Each instrument scientist fills out the relevant questions known for their instrument in the instruments information database. This information is then populated in the DMP automatically.

Questionnaire

The users are offered the choice to either answer a more extensive DMP or a simplified version, depending on their preferences. A user can also select the questionnaire based on the template that will be generated.

Templates

At the moment, two ways of exporting data are supported: PDF and markup language. It is envisioned to enhance this by adding support for popular formats such as Horizon 2020 and the RDMO standard.

7.5 EuXFEL

European XFEL is in the process of updating its Scientific Data Policy, which will introduce DMPs for all experiments to be carried out at the facility. The DMPs should improve and formalise communication between the facility’s user groups, instrument scientists, and data experts. Due to the extremely high data volumes generated at some of the European XFEL instruments (petabytes), the DMP must identify the necessary steps to obtain datasets compliant with the objectives of the European XFEL long-term data preservation strategy.

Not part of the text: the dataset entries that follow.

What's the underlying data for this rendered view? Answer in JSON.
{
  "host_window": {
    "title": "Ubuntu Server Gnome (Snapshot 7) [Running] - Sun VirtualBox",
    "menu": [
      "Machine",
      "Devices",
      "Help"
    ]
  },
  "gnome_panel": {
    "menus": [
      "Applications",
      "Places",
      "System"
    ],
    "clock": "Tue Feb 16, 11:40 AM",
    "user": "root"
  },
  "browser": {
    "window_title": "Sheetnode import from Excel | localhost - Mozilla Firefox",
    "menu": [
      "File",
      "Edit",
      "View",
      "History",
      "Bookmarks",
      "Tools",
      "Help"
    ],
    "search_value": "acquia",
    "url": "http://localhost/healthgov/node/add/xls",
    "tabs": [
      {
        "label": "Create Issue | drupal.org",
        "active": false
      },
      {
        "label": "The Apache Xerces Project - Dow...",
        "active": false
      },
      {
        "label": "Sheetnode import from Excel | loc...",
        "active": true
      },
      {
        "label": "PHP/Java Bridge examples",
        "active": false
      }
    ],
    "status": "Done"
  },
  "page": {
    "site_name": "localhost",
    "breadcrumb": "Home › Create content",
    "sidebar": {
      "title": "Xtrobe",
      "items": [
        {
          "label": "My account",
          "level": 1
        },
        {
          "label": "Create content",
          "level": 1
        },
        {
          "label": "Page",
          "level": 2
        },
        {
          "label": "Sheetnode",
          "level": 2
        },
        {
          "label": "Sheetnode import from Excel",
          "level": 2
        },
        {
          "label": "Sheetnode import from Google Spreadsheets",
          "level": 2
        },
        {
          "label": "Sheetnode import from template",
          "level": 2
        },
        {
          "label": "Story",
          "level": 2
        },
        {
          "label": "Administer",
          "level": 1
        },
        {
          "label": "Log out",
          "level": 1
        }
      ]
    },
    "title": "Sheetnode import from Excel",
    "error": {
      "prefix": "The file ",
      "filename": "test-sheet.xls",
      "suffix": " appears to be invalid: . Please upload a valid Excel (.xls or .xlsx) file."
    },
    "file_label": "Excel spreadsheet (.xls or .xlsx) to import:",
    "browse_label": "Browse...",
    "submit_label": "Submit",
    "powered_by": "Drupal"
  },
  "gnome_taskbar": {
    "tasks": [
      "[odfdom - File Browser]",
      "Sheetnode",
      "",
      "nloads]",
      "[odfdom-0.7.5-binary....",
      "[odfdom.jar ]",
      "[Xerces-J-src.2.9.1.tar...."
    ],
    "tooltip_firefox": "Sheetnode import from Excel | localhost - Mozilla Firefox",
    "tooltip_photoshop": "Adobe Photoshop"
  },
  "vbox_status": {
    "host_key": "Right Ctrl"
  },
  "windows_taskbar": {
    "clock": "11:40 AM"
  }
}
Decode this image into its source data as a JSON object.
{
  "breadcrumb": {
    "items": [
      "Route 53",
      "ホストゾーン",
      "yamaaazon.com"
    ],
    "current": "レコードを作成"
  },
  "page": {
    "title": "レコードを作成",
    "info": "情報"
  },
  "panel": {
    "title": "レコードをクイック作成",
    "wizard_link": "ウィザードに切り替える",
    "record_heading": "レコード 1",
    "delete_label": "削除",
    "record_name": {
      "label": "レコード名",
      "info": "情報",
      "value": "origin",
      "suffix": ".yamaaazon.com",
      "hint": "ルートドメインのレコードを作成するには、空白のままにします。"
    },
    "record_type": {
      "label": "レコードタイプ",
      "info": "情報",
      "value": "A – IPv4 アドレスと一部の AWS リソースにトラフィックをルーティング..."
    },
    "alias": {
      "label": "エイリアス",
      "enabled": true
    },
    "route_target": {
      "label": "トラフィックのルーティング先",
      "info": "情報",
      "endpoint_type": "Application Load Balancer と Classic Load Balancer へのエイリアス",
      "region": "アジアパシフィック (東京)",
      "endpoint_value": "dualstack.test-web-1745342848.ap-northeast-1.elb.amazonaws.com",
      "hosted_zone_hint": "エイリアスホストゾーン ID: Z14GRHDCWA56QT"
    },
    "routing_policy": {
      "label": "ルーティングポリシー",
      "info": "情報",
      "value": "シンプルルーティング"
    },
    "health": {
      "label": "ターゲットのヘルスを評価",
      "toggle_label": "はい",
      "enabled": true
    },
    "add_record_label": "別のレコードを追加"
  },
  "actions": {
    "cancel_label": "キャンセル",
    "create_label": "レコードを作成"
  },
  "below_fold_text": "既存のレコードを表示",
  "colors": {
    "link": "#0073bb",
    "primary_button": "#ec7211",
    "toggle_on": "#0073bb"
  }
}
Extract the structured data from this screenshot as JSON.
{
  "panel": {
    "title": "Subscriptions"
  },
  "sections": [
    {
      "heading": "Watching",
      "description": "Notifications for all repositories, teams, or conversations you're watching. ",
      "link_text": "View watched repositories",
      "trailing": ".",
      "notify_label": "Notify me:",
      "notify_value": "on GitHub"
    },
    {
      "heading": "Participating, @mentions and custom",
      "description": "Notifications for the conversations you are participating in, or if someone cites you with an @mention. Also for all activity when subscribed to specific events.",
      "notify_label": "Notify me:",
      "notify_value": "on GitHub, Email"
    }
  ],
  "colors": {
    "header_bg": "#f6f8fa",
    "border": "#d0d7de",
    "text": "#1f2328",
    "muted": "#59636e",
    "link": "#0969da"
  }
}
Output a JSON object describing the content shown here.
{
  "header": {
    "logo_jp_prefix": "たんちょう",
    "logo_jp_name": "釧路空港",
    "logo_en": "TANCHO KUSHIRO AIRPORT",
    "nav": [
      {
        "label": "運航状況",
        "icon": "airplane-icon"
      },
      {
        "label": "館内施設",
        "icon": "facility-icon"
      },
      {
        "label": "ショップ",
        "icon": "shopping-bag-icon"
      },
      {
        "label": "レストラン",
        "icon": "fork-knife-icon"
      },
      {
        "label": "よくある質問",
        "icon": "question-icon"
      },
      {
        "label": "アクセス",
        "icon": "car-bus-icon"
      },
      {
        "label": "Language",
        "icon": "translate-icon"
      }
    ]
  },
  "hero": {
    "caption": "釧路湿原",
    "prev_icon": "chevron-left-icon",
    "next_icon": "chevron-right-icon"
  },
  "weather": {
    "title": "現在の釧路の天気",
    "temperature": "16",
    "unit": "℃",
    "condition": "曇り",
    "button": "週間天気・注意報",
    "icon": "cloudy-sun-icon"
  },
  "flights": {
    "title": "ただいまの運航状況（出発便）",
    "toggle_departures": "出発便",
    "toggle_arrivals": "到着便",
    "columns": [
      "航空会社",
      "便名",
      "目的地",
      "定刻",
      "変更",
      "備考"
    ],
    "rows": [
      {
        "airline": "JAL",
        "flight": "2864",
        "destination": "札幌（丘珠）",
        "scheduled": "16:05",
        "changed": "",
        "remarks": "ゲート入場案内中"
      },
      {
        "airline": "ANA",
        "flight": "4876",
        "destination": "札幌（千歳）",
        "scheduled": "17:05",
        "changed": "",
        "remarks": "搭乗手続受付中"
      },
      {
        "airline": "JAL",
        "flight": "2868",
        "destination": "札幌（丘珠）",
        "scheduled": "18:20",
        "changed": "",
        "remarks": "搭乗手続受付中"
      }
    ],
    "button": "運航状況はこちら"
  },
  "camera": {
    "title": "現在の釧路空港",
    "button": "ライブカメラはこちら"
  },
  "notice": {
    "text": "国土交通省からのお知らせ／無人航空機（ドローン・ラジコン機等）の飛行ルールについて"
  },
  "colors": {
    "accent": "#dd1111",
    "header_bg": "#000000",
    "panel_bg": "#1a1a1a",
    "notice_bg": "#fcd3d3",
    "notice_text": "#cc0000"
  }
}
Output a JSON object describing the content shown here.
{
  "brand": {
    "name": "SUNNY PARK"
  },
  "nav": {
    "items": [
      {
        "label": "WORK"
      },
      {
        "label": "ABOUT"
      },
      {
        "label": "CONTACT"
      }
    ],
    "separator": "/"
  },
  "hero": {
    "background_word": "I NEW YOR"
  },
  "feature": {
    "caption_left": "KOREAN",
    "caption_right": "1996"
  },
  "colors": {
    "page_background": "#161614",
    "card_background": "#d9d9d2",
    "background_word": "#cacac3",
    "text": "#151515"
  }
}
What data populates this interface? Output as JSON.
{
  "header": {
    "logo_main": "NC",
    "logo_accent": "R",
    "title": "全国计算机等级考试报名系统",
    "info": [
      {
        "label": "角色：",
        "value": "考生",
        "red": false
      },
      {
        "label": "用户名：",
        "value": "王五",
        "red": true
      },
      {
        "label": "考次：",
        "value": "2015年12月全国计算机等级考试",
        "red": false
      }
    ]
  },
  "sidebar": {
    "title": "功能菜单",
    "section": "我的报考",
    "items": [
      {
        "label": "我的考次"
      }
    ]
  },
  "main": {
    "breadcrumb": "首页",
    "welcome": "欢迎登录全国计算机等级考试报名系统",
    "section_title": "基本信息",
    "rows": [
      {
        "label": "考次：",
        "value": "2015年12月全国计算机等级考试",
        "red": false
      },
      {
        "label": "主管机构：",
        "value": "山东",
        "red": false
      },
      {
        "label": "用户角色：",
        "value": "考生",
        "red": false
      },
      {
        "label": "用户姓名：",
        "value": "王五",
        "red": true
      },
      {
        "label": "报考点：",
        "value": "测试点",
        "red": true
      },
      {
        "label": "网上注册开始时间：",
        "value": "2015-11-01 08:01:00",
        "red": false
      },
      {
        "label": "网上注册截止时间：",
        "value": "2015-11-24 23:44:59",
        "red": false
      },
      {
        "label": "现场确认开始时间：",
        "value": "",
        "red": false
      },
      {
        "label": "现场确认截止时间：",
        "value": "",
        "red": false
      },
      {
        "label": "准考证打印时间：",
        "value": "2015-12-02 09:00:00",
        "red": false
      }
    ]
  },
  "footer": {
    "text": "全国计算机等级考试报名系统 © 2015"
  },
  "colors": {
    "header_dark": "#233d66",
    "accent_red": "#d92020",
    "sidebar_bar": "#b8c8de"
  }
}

The European XFEL will use the PaNOSC project deliverable () as a base for DMPs and enhance them with facility-specific questions.

The implementation of the DMP workflows at the European XFEL is ongoing. Similar to the other members of PaNOSC, the European XFEL is considering the usage of DSW as an underlying tool to implement DMP, supplemented by a message broker.

7.6 ILL

ILL is exploring how to apply DMPs to all proposals, since the process should be a benefit in all ways without generating an overload for the user. Since the ILL proposal portal is about to get redesigned starting next year, the DMP’s workflow will be implemented at that point. The DSW deployment is in the test phase.

8 Conclusions

A DMP framework has been built for all PaN facilities users during the PaNOSC project. The framework is based on a common KM of 120 questions. The use of a common KM ensures interoperability between the facilities. This questionnaire has been implemented at the six PaNOSC partner facilities using the DS-Wizard tool. DSW was selected by the PaNOSC members because of its flexibility and ability to be integrated within the IT environment of each facility. DSW fulfilled the requirements of the PaNOSC facilities thanks to its powerful KM approach, ease of installation, and excellent support by the developers.

DMPs will provide a better overview on data management to the facility users during their project. Users will know what to expect from the facility and what data they will produce, and they will have information on tools they can use to treat data. They can also export a DMP which can be submitted to funders. Facilities can gather information on what users need for data management and processing and plan accordingly. Some facilities decided to make the DMP a mandatory step in the proposal workflow, but with a DMP fully prefilled. The majority of facilities still see DMP as optional, but which could become mandatory in certain cases in the future. In those cases, the DMP will need to be completed with additional inputs from the user.

A community-specific template is planned to be implemented in order to automatically generate a DMP for every scientific project. DMPs should be machine readable to enable optimal exploitation of its content by all DMP consumers. For now, the DMP service is integrated as a data consumer service, but it can also be a data producer service which provides information to other services (e.g., about storage and compute resources required). In the future, DMPs will serve as a source of structured information for building knowledge graphs.